L'ancien premier ministre Gabriel Attal a mis la lutte contre la pédocriminalité au centre de son discours de campagne pour la présidentielle de 2027. Au cours d'une intervention récente, il a proposé la mise en place d'un parquet national dédié à la répression des violences sexistes et sexuelles, une mesure qu'il présente comme indispensable pour renforcer l'efficacité de l'appareil judiciaire.

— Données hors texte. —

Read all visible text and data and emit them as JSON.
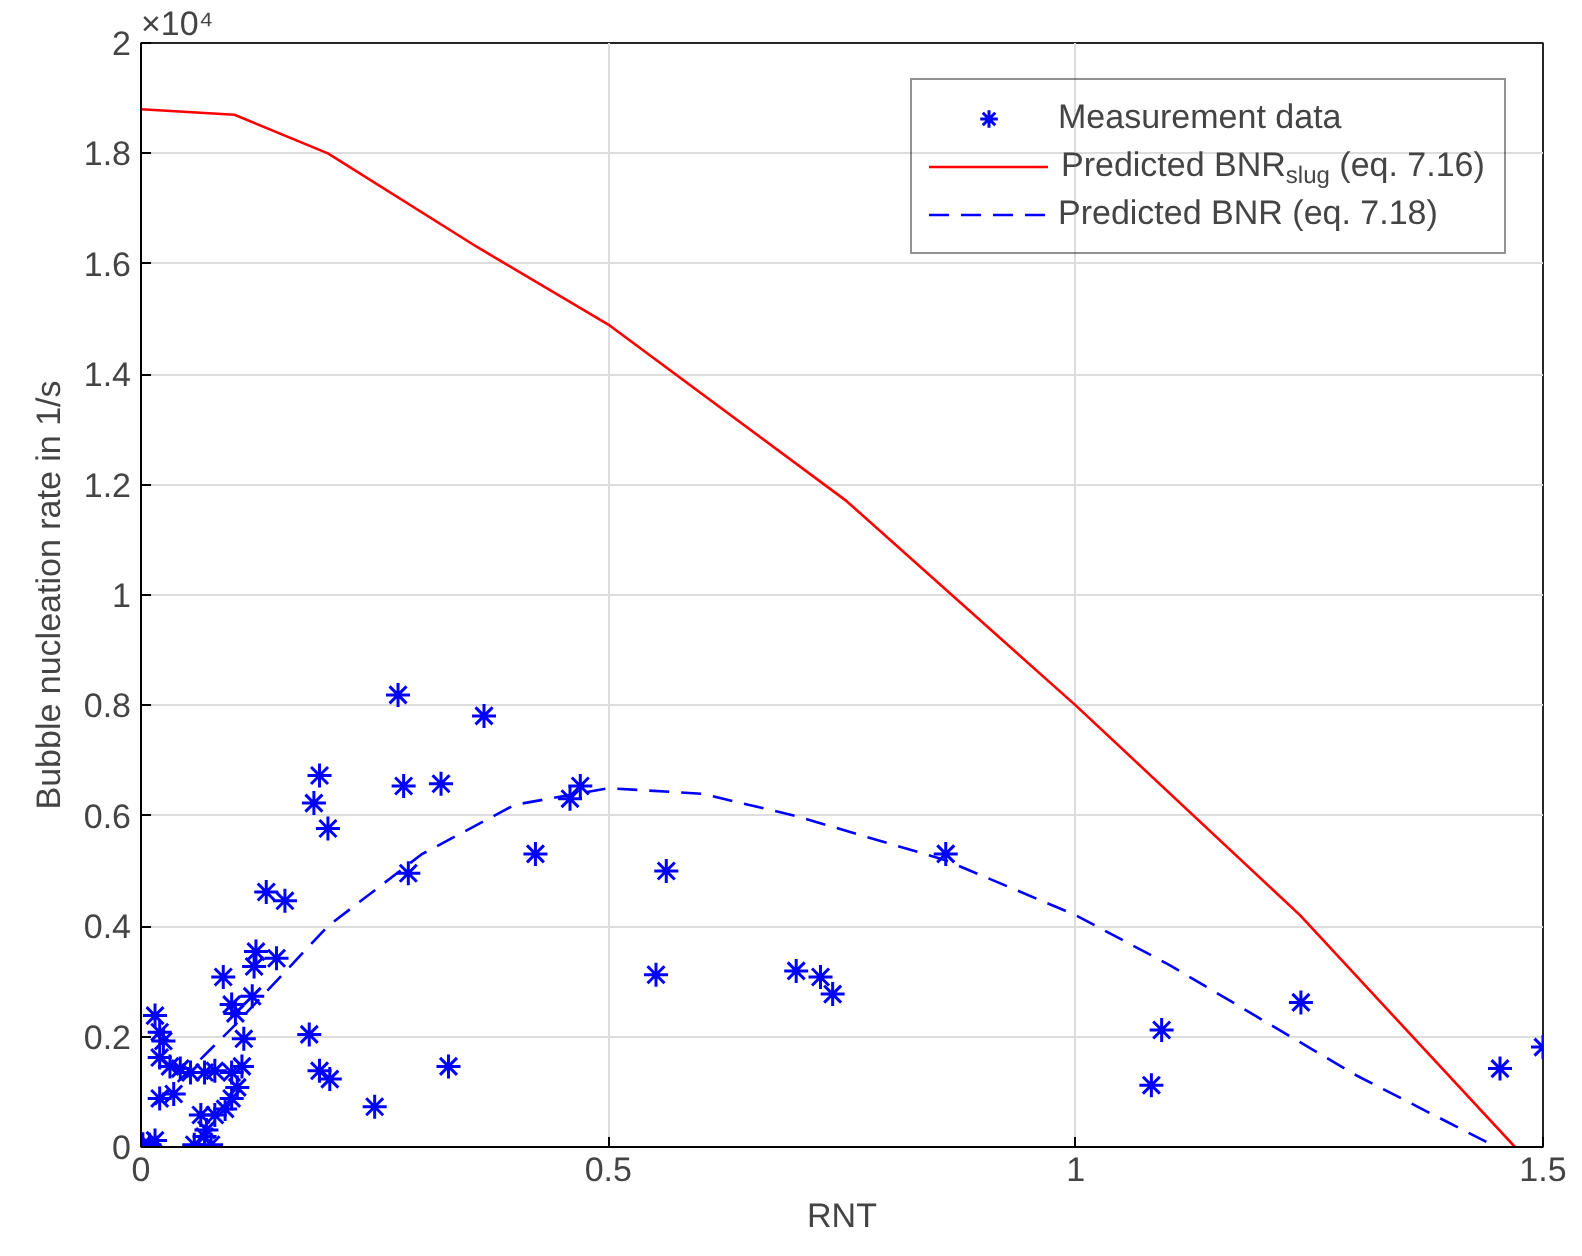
{
  "chart_data": {
    "type": "scatter",
    "xlabel": "RNT",
    "ylabel": "Bubble nucleation rate in 1/s",
    "annotations": [
      "×10⁴"
    ],
    "xlim": [
      0,
      1.5
    ],
    "ylim": [
      0,
      2
    ],
    "xticks": [
      0,
      0.5,
      1,
      1.5
    ],
    "yticks": [
      0,
      0.2,
      0.4,
      0.6,
      0.8,
      1,
      1.2,
      1.4,
      1.6,
      1.8,
      2
    ],
    "grid": true,
    "legend": "top right",
    "series": [
      {
        "name": "Measurement data",
        "marker": "cross",
        "color": "#0000ff",
        "x": [
          0.275,
          0.367,
          0.191,
          0.185,
          0.321,
          0.281,
          0.2,
          0.134,
          0.154,
          0.286,
          0.422,
          0.459,
          0.47,
          0.562,
          0.551,
          0.701,
          0.727,
          0.74,
          0.861,
          0.18,
          0.191,
          0.202,
          0.329,
          0.25,
          1.092,
          1.081,
          1.241,
          1.454,
          1.5,
          0.123,
          0.121,
          0.145,
          0.088,
          0.097,
          0.101,
          0.119,
          0.11,
          0.015,
          0.02,
          0.024,
          0.02,
          0.031,
          0.042,
          0.053,
          0.068,
          0.079,
          0.097,
          0.108,
          0.103,
          0.097,
          0.09,
          0.079,
          0.064,
          0.07,
          0.02,
          0.035,
          0.009,
          0.002,
          0.015,
          0.057,
          0.075,
          0.068
        ],
        "values": [
          0.819,
          0.781,
          0.673,
          0.623,
          0.658,
          0.654,
          0.577,
          0.462,
          0.446,
          0.496,
          0.531,
          0.631,
          0.654,
          0.5,
          0.312,
          0.319,
          0.308,
          0.277,
          0.531,
          0.204,
          0.138,
          0.123,
          0.146,
          0.073,
          0.212,
          0.112,
          0.262,
          0.142,
          0.181,
          0.354,
          0.327,
          0.342,
          0.308,
          0.258,
          0.242,
          0.273,
          0.196,
          0.238,
          0.208,
          0.192,
          0.162,
          0.146,
          0.142,
          0.135,
          0.135,
          0.138,
          0.135,
          0.146,
          0.108,
          0.088,
          0.069,
          0.058,
          0.058,
          0.031,
          0.088,
          0.096,
          0.004,
          0.005,
          0.012,
          0.004,
          0.004,
          0.019
        ]
      },
      {
        "name": "Predicted BNR$_{slug}$ (eq. 7.16)",
        "type": "line",
        "line_style": "solid",
        "color": "#ff0000",
        "x": [
          0,
          0.1,
          0.2,
          0.36,
          0.5,
          0.755,
          1.0,
          1.24,
          1.47
        ],
        "values": [
          1.88,
          1.87,
          1.8,
          1.63,
          1.49,
          1.17,
          0.8,
          0.42,
          0
        ]
      },
      {
        "name": "Predicted BNR (eq. 7.18)",
        "type": "line",
        "line_style": "dashed",
        "color": "#0000ff",
        "x": [
          0.015,
          0.1,
          0.2,
          0.3,
          0.4,
          0.5,
          0.6,
          0.7,
          0.86,
          1.0,
          1.1,
          1.2,
          1.3,
          1.45
        ],
        "values": [
          0.077,
          0.22,
          0.4,
          0.53,
          0.62,
          0.65,
          0.64,
          0.6,
          0.52,
          0.42,
          0.33,
          0.23,
          0.13,
          0
        ]
      }
    ]
  }
}
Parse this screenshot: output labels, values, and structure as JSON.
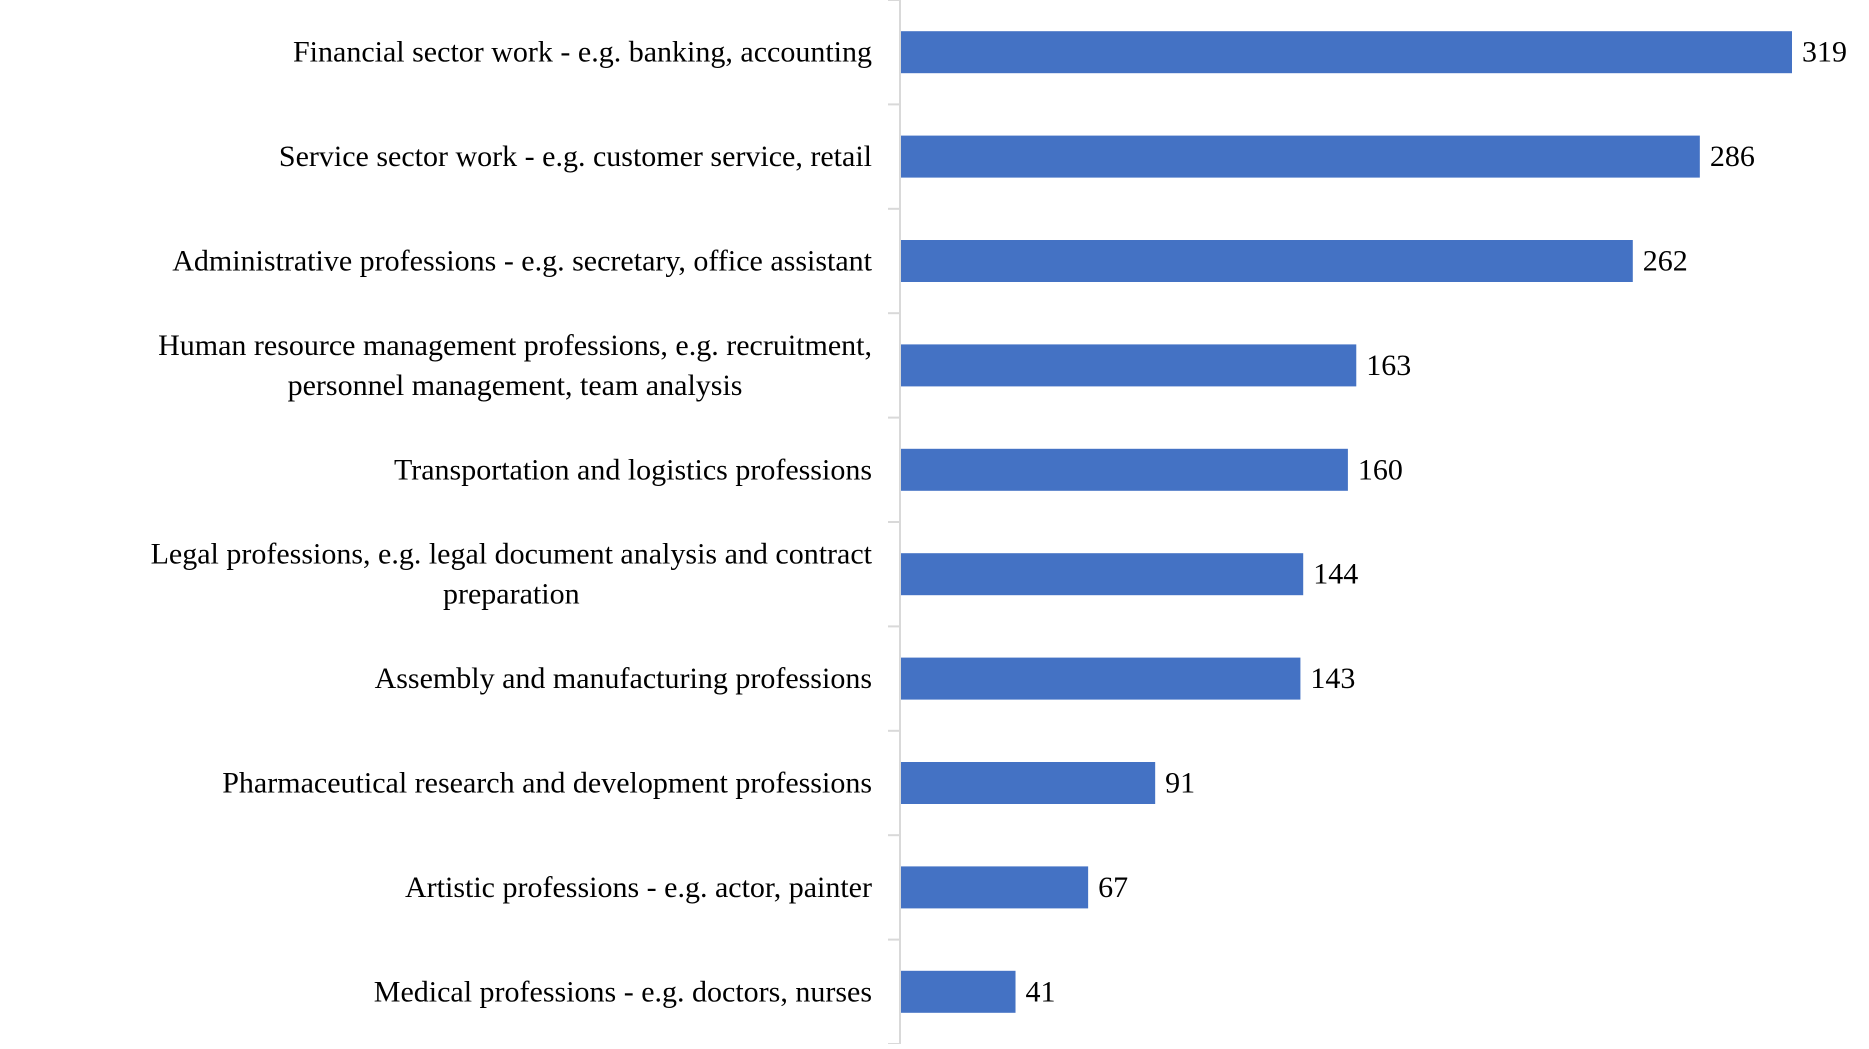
{
  "chart_data": {
    "type": "bar",
    "orientation": "horizontal",
    "title": "",
    "xlabel": "",
    "ylabel": "",
    "grid": false,
    "legend": "none",
    "bar_color": "#4472C4",
    "xlim": [
      0,
      319
    ],
    "categories": [
      [
        "Financial sector work - e.g. banking, accounting"
      ],
      [
        "Service sector work - e.g. customer service, retail"
      ],
      [
        "Administrative professions - e.g. secretary, office assistant"
      ],
      [
        "Human resource management professions, e.g. recruitment,",
        "personnel management, team analysis"
      ],
      [
        "Transportation and logistics professions"
      ],
      [
        "Legal professions, e.g. legal document analysis and contract",
        "preparation"
      ],
      [
        "Assembly and manufacturing professions"
      ],
      [
        "Pharmaceutical research and development professions"
      ],
      [
        "Artistic professions - e.g. actor, painter"
      ],
      [
        "Medical professions - e.g. doctors, nurses"
      ]
    ],
    "values": [
      319,
      286,
      262,
      163,
      160,
      144,
      143,
      91,
      67,
      41
    ]
  }
}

Cette annonce s'inscrit dans un contexte où la protection de l'enfance et la sanction des agresseurs deviennent des thèmes récurrents du débat politique. Gabriel Attal a insisté sur la nécessité d'un suivi permanent des auteurs de ces infractions. « Il doit y avoir un suivi qui ne s'arrête jamais », a-t-il déclaré, soulignant l'importance d'une surveillance continue pour prévenir les récidives.

Un dispositif aligné sur le modèle antiterroriste

L'ancien chef du gouvernement avait déjà esquissé, quelques jours plus tôt, l'idée d'un alignement des mesures répressives contre la pédocriminalité sur le régime applicable au terrorisme. Cette proposition, qui visait à durcir les peines et à allonger les périodes de suivi judiciaire, trouve aujourd'hui un prolongement concret avec la création envisagée d'un parquet national.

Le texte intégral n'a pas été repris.